A Letter written on Jan 31, 1921

Everard P. Miller Jr., M.A.
Boone University,
Wuchang, China.

Jan. 31, 1921

Dear old Abby -

I was greatly shocked to learn how very bad your back had been for so many months. I had quite misunderstood Elizabeth's reference to you in one of her letters. I thought she merely said that you were unable to tram as far afield as formerly. I certainly am grieved that you have barely been able to crawl from one class to another. Do write to tell me that you are at least able to climb Prospect! What happened? Did it just come all of itself?

It was so good to get your letter! Isn't it a pity that our times are not conducive to o'ermuch correspondence? Why, a letter from an old friend will put me a glow for days!

I've had a frantic hectic January and now on its ultimate day I've turned aside from other duties and have been spending several hours at my desk writing overdue business letters and tardy acknowledgements of Christmas benefits. I had your letter for New Year's and Miss Smith's for Twelfth Night. We all love John Martin and are so grateful for it! A friend who used to be here in China gave it to K. J. for her last birthday. That subscription runs until August, so I've written asking them to count your subscription from that date. It's the most delightful thing for children K's age that ever was.

I've just wrapped up a small birthday offering to you. I'm late, I know, so call it for Easter, if you like. I hope you have a gown they suit, for the're very attractive with certain things.

Perhaps a sketch of the past month will do as well as anything else for subject matter for this epistle.

January came in with a big storm and two of the faculty of the American School at Kuling for guests. New Year's Day in Alumni Day here and hence filled with engagements. After the Kuling guests went I made a business of squeezing time from other duties in order to work up a paper for a little club of us missionary women. My topic is "Life in America in the Forties." Needless to say it needed endless study, and it's the most difficult thing for me to get any consecutive time. However, I pegged along and then two weeks ago Marian had an attack of tonsilitis and it was decided her tonsils must come out.

Do you or don't you know that everyone in the orient keeps open house? that no virtue gets more exercise than hospitality? I've had one new-comer in my house since early October. Enter then a fornight ago a man, his wife, his baby and his mother-in-law. I thought it was for three or four days - i.e. until they could get enough settled to open their own kitchen, in the Chinese idiom, and I was delighted to be of use, but they are still here with no sign of departing. It's an awful nuisance, because the casual guests still dribble along and I'm dead tired and had anticipated a real rent during the China New Year holidays. Besides the extra work keeps the servants peeved and prevents their keeping the house as I would wish, because I'm doing with one less servant this year and they simply will not work all day.

Well, with a family of eight to cater for and M- to coax into sufficient health for her operation and K.J. to teach and a thousand other demands upon me, they telegraphed from Peking that E- must start at once for famine relief work.
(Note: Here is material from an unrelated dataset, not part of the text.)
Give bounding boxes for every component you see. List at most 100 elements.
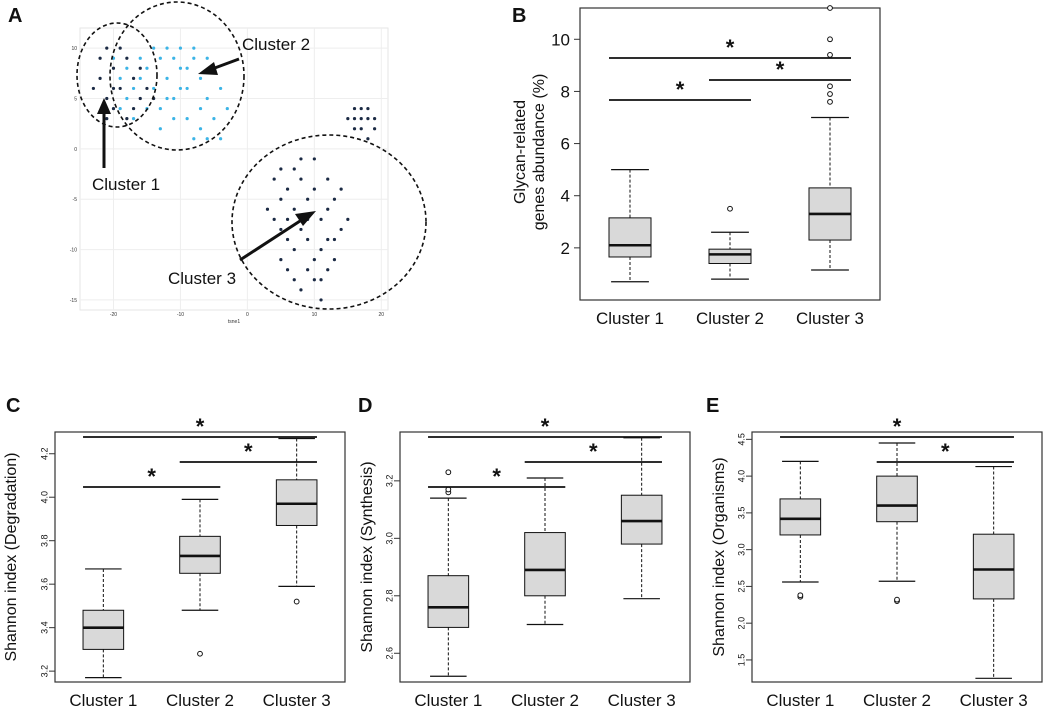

He had supposed he had ten more days before going. Of course we flew around - I helped proctor his exams, and we hurried up M's operation and he got off a week ago.

Someway or other I caught a frightful cold and still am struggling with it! I hoped with Commencement and its demands over I could rest, but Commencement was Friday and Saturday I had to get Miss Wentworth (the lady who has been here all the fall & winter) off for a trip to Changsha. Nobody ever gets me off for a trip! Yesterday I crawled thro' the day and to-day my amah asked for a holiday! I'm getting fed up with playing the part of Martha! I used to love to feed people well and make 'em comfy and always share with pride when people said it was always so pleasant at the Millers', but I'm gone-tired of the whole thing now and long for a wilderness lodge and deaf & dumb minstering angels!

Do you know Anna Yates' young man and what's he like? I fancy Ellen is only half-pleased with the match.

I hate to think of the twenty-fifth without me! Isn't it odd that I of all people should have missed all but one re-union? I'll try to get a Kodak of the family to you in time.

K.J. is well this winter, - awfully fidgetty and ugly with missing teeth, but like the girl in the story "rather smart" and in the main good and sweet. Marian is learning to read and is very bewitching over her phonetics. She is much loved by everyone. They still possess their charming friendliness and un-self-consciousness that together win them many friends. You'll enjoy one of K.J.'s recent remarks. Some one sent her a blue-bird pin - you know the sort. "Humph!," observed K.J., "the card says it's a blue-bird, but anyone can tell it's a swallow painted blue." Another day she said, "All these lessons about maples and things make me tired. Why don't they have them on useful things like rice and bamboo?"

Give Miss Smith my dear love. I'll be writing to her someday soon. In the meantime let her read this.

Politics may look dark in America, but things get worse in China all the time. The official dishonesty and rapacity and wrangling in the face of this awful famine is appalling. The rift - thanks to Japan's leverage - between the north and south grows wider. Our own province in a border province and in a parlous state. How can it all end?

My love to your dear mother and in full measure to yourself.